Migrants in Bengaluru shelter continue to face poor living conditions, uncertainty

Activists allege that there is no government interest in coordination, which would make the process safer and easier for migrants waiting for trains to go home.
Migrant workers
Migrant workers

One might assume that the migrant crisis in Bengaluru, with thousands of workers wanting to go back to their hometowns, was over. But just this Monday, thousands of migrant workers converged at the Tripura Vasini convention centre in Palace Grounds, which holds migrants until they can board trains.

Volunteers and activists working independently to support the government system say that there is a complete lack of process at this centre adding to the ordeal already being faced by the migrants.

While many Shramik trains have been arranged to transport thousands of migrants from Bengaluru to various states like Jharkhand, Odisha, Bihar and Nagaland, the government is still processing people who want to leave Karnataka.

Initially, there were about 1,500 people waiting for a train to north Indian states so that they could go home. When the government announced on Sunday night that there would be a train to Bihar, Jharkhand and Odisha, word spread quickly and several other migrants turned up at the convention centre. According to estimates by activists, there were nearly 3,000 people in total at the centre.

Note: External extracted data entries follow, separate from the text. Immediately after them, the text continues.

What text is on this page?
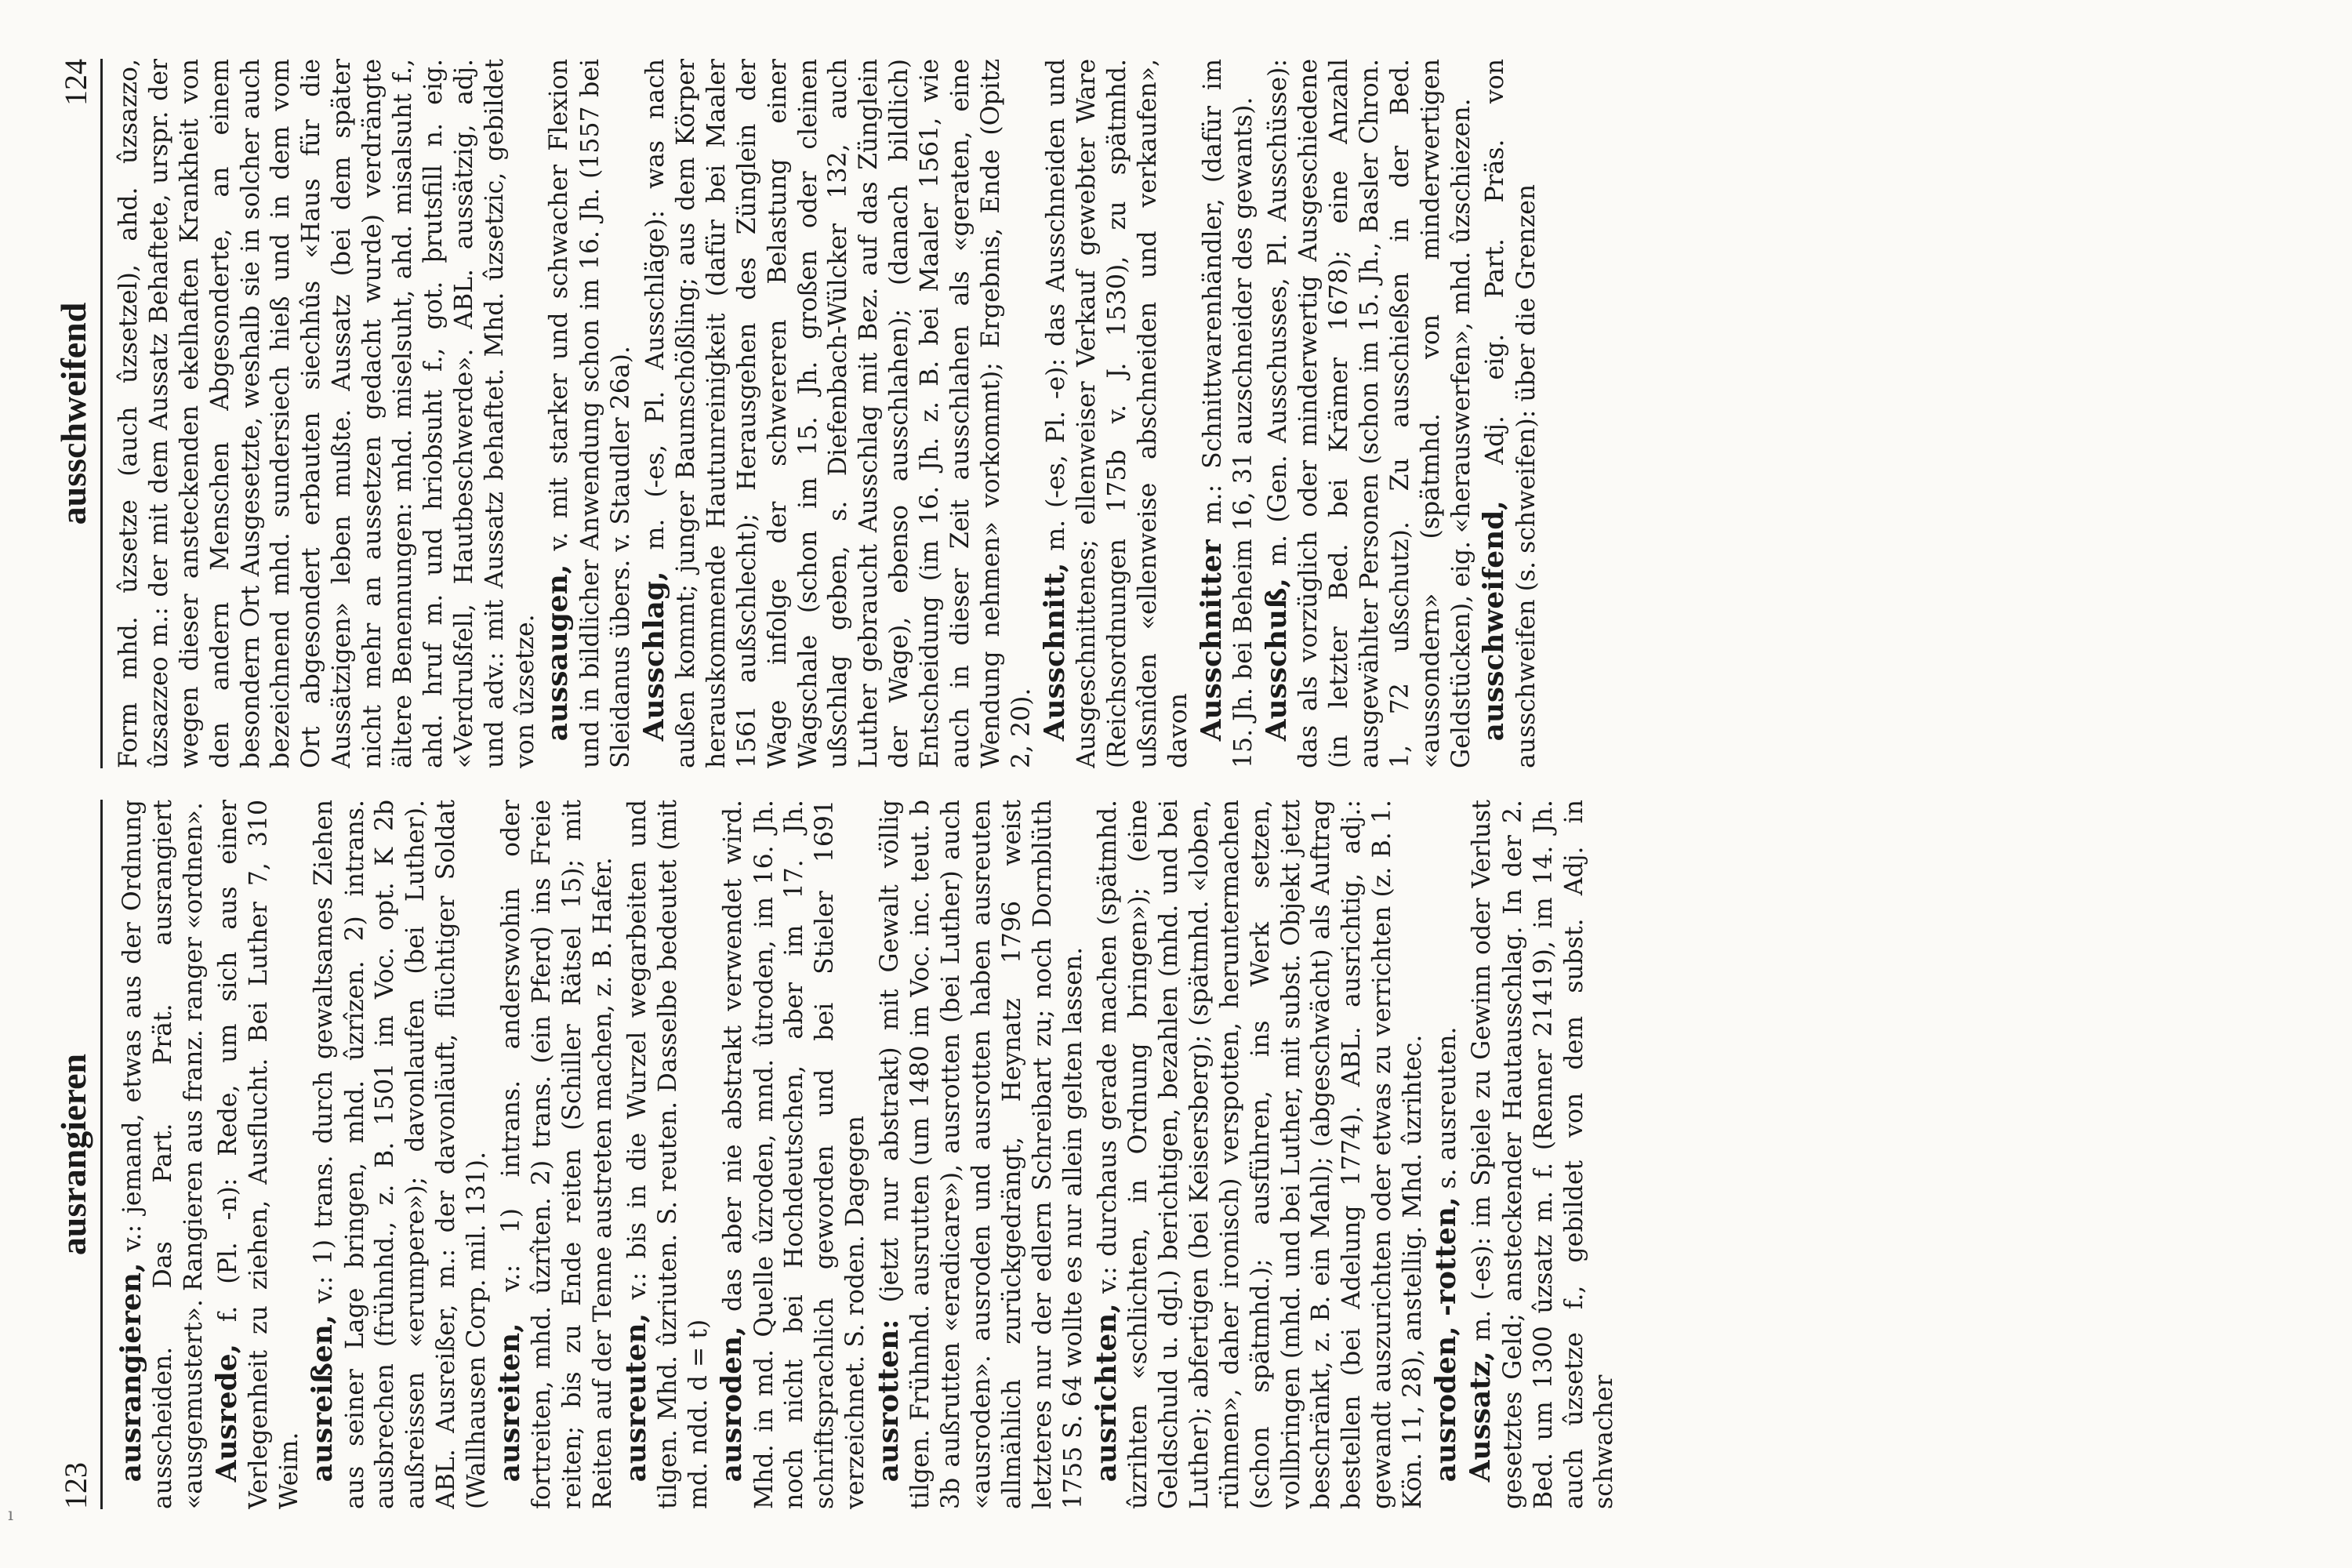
123
ausrangieren

ausrangieren, v.: jemand, etwas aus der Ordnung ausscheiden. Das Part. Prät. ausrangiert «ausgemustert». Rangieren aus franz. ranger «ordnen». Ausrede, f. (Pl. -n): Rede, um sich aus einer Verlegenheit zu ziehen, Ausflucht. Bei Luther 7, 310 Weim. ausreißen, v.: 1) trans. durch gewaltsames Ziehen aus seiner Lage bringen, mhd. ûzrîzen. 2) intrans. ausbrechen (frühnhd., z. B. 1501 im Voc. opt. K 2b außreissen «erumpere»); davonlaufen (bei Luther). ABL. Ausreißer, m.: der davonläuft, flüchtiger Soldat (Wallhausen Corp. mil. 131). ausreiten, v.: 1) intrans. anderswohin oder fortreiten, mhd. ûzrîten. 2) trans. (ein Pferd) ins Freie reiten; bis zu Ende reiten (Schiller Rätsel 15); mit Reiten auf der Tenne austreten machen, z. B. Hafer. ausreuten, v.: bis in die Wurzel wegarbeiten und tilgen. Mhd. ûzriuten. S. reuten. Dasselbe bedeutet (mit md. ndd. d = t) ausroden, das aber nie abstrakt verwendet wird. Mhd. in md. Quelle ûzroden, mnd. ûtroden, im 16. Jh. noch nicht bei Hochdeutschen, aber im 17. Jh. schriftsprachlich geworden und bei Stieler 1691 verzeichnet. S. roden. Dagegen ausrotten: (jetzt nur abstrakt) mit Gewalt völlig tilgen. Frühnhd. ausrutten (um 1480 im Voc. inc. teut. b 3b außrutten «eradicare»), ausrotten (bei Luther) auch «ausroden». ausroden und ausrotten haben ausreuten allmählich zurückgedrängt, Heynatz 1796 weist letzteres nur der edlern Schreibart zu; noch Dornblüth 1755 S. 64 wollte es nur allein gelten lassen. ausrichten, v.: durchaus gerade machen (spätmhd. ûzrihten «schlichten, in Ordnung bringen»); (eine Geldschuld u. dgl.) berichtigen, bezahlen (mhd. und bei Luther); abfertigen (bei Keisersberg); (spätmhd. «loben, rühmen», daher ironisch) verspotten, heruntermachen (schon spätmhd.); ausführen, ins Werk setzen, vollbringen (mhd. und bei Luther, mit subst. Objekt jetzt beschränkt, z. B. ein Mahl); (abgeschwächt) als Auftrag bestellen (bei Adelung 1774). ABL. ausrichtig, adj.: gewandt auszurichten oder etwas zu verrichten (z. B. 1. Kön. 11, 28), anstellig. Mhd. ûzrihtec. ausroden, -rotten, s. ausreuten.

Aussatz, m. (-es): im Spiele zu Gewinn oder Verlust gesetztes Geld; ansteckender Hautausschlag. In der 2. Bed. um 1300 ûzsatz m. f. (Renner 21419), im 14. Jh. auch ûzsetze f., gebildet von dem subst. Adj. in schwacher

ausschweifend
124 Form mhd. ûzsetze (auch ûzsetzel), ahd. ûzsazzo, ûzsazzeo m.: der mit dem Aussatz Behaftete, urspr. der wegen dieser ansteckenden ekelhaften Krankheit von den andern Menschen Abgesonderte, an einem besondern Ort Ausgesetzte, weshalb sie in solcher auch bezeichnend mhd. sundersiech hieß und in dem vom Ort abgesondert erbauten siechhûs «Haus für die Aussätzigen» leben mußte. Aussatz (bei dem später nicht mehr an aussetzen gedacht wurde) verdrängte ältere Benennungen: mhd. miselsuht, ahd. misalsuht f., ahd. hruf m. und hriobsuht f., got. þrutsfill n. eig. «Verdrußfell, Hautbeschwerde». ABL. aussätzig, adj. und adv.: mit Aussatz behaftet. Mhd. ûzsetzic, gebildet von ûzsetze. aussaugen, v. mit starker und schwacher Flexion und in bildlicher Anwendung schon im 16. Jh. (1557 bei Sleidanus übers. v. Staudler 26a). Ausschlag, m. (-es, Pl. Ausschläge): was nach außen kommt; junger Baumschößling; aus dem Körper herauskommende Hautunreinigkeit (dafür bei Maaler 1561 außschlecht); Herausgehen des Zünglein der Wage infolge der schwereren Belastung einer Wagschale (schon im 15. Jh. großen oder cleinen ußschlag geben, s. Diefenbach-Wülcker 132, auch Luther gebraucht Ausschlag mit Bez. auf das Zünglein der Wage), ebenso ausschlahen); (danach bildlich) Entscheidung (im 16. Jh. z. B. bei Maaler 1561, wie auch in dieser Zeit ausschlahen als «geraten, eine Wendung nehmen» vorkommt); Ergebnis, Ende (Opitz 2, 20). Ausschnitt, m. (-es, Pl. -e): das Ausschneiden und Ausgeschnittenes; ellenweiser Verkauf gewebter Ware (Reichsordnungen 175b v. J. 1530), zu spätmhd. ußsnîden «ellenweise abschneiden und verkaufen», davon Ausschnitter m.: Schnittwarenhändler, (dafür im 15. Jh. bei Beheim 16, 31 auzschneider des gewants). Ausschuß, m. (Gen. Ausschusses, Pl. Ausschüsse): das als vorzüglich oder minderwertig Ausgeschiedene (in letzter Bed. bei Krämer 1678); eine Anzahl ausgewählter Personen (schon im 15. Jh., Basler Chron. 1, 72 ußschutz). Zu ausschießen in der Bed. «aussondern» (spätmhd. von minderwertigen Geldstücken), eig. «herauswerfen», mhd. ûzschiezen. ausschweifend, Adj. eig. Part. Präs. von ausschweifen (s. schweifen): über die Grenzen

ı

“Since each train has a capacity of about 1,800 people, not all who gathered could take the train. This left more than 1,500 people behind,” says Tanveer Ahmed, who works with Mercy Mission, a coalition of NGOs in the city.

Government inefficiency

The main problem that migrants wanting to go home face is lack of information. The trains and their destinations are not announced until the night before the train is scheduled to leave, after which migrants gather at the designated convention centre.

The government does not have an efficient way to communicate information, activists allege.

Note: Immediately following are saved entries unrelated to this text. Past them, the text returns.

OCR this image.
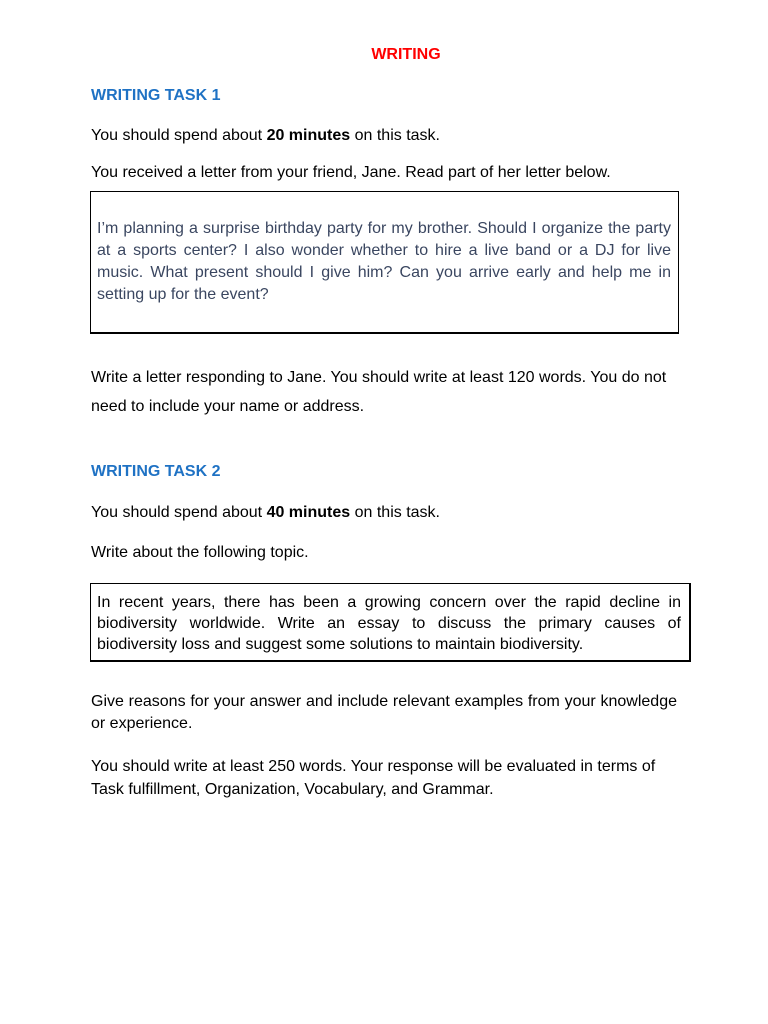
WRITING
WRITING TASK 1
You should spend about 20 minutes on this task.
You received a letter from your friend, Jane. Read part of her letter below.
I’m planning a surprise birthday party for my brother. Should I organize the party at a sports center? I also wonder whether to hire a live band or a DJ for live music. What present should I give him? Can you arrive early and help me in setting up for the event?
Write a letter responding to Jane. You should write at least 120 words. You do not
need to include your name or address.
WRITING TASK 2
You should spend about 40 minutes on this task.
Write about the following topic.
In recent years, there has been a growing concern over the rapid decline in biodiversity worldwide. Write an essay to discuss the primary causes of biodiversity loss and suggest some solutions to maintain biodiversity.
Give reasons for your answer and include relevant examples from your knowledge or experience.
You should write at least 250 words. Your response will be evaluated in terms of Task fulfillment, Organization, Vocabulary, and Grammar.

“The helpline numbers are rarely useful. Even if someone picks up, they ask the person to go and get information from some other office. Then what is the point of the helpline?” says Rosemary Vishwanath, a volunteer with Bangalore with Migrants.

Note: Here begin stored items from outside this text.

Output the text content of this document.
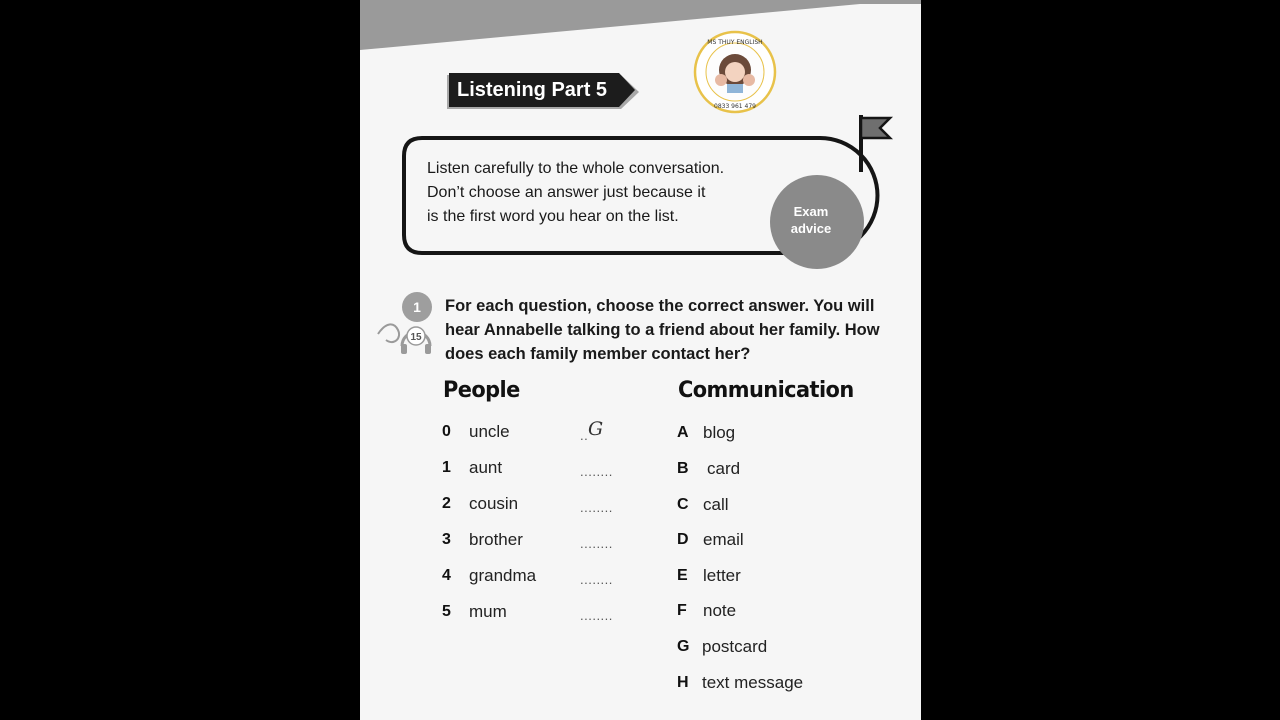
Listening Part 5
MS THUY ENGLISH
0833 961 479
Listen carefully to the whole conversation.
Don’t choose an answer just because it
is the first word you hear on the list.	Exam
advice
1
15
For each question, choose the correct answer. You will
hear Annabelle talking to a friend about her family. How
does each family member contact her?
People	Communication
0 uncle	.. G
1 aunt	........
2 cousin	........
3 brother	........
4 grandma	........
5 mum	........
A blog
B card
C call
D email
E letter
F note
G postcard
H text message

Besides, there is no helpdesk at the convention centre where the migrants stay until there are enough people for a train to be arranged. There is no way to communicate with them on the ground, either. “We don’t have any sort of public address system. Even the two policemen stationed here were not given a van whose address system could be used to communicate information to the large crowds of people,” says Aditi from Bangalore with Migrants.

Finally, the government was able to send about 1,800 people on the train to Bihar, Jharkhand and Odisha. There was some confusion about whether a second train would be announced, and the migrant workers were stuck in the convention centre for hours with no proper water, sanitation or lighting facilities.

The large numbers of people who had gathered due to the lack of information also became a huge logistical problem for the government authorities. Activists said that there were over a thousand people who needed help with filling forms and only three government officials capturing the data.

“A second train was announced in the evening and people were crowding together to get information. In the evening, there was only one person handling the data entry. Finally, the Joint Commissioner decided that no data would be entered, and they would only collect their forms and allow them to leave. The train left at 11.51 pm that night,” Tanveer says.

He adds, “If the second train was routed better, through Bihar, then another 500 people could’ve also left that night.” The second train carried migrants to Odisha, Jharkhand and West Bengal.

Lack of facilities at shelter

The Tripura Vasini convention centre, situated about 5 km from the main train station in the city, hosts migrant workers who are set to leave to city, in order to process their forms and papers.

With a majority of migrants having already left, the government seems to have lost interest in maintaining basic facilities, allege activists.

Saniya, one of the few volunteers who continues to work with the migrants, says, “There are no basic facilities. The government has not paid the convention centre, so there is no water or electricity, and no one is cleaning the toilets. The hall can fit more than 1,000 people at a time, but there are just three toilets.”

Since there is no electricity, there are neither lights nor fans, and the space becomes overheated when thousands are stuck at the centre, Saniya says.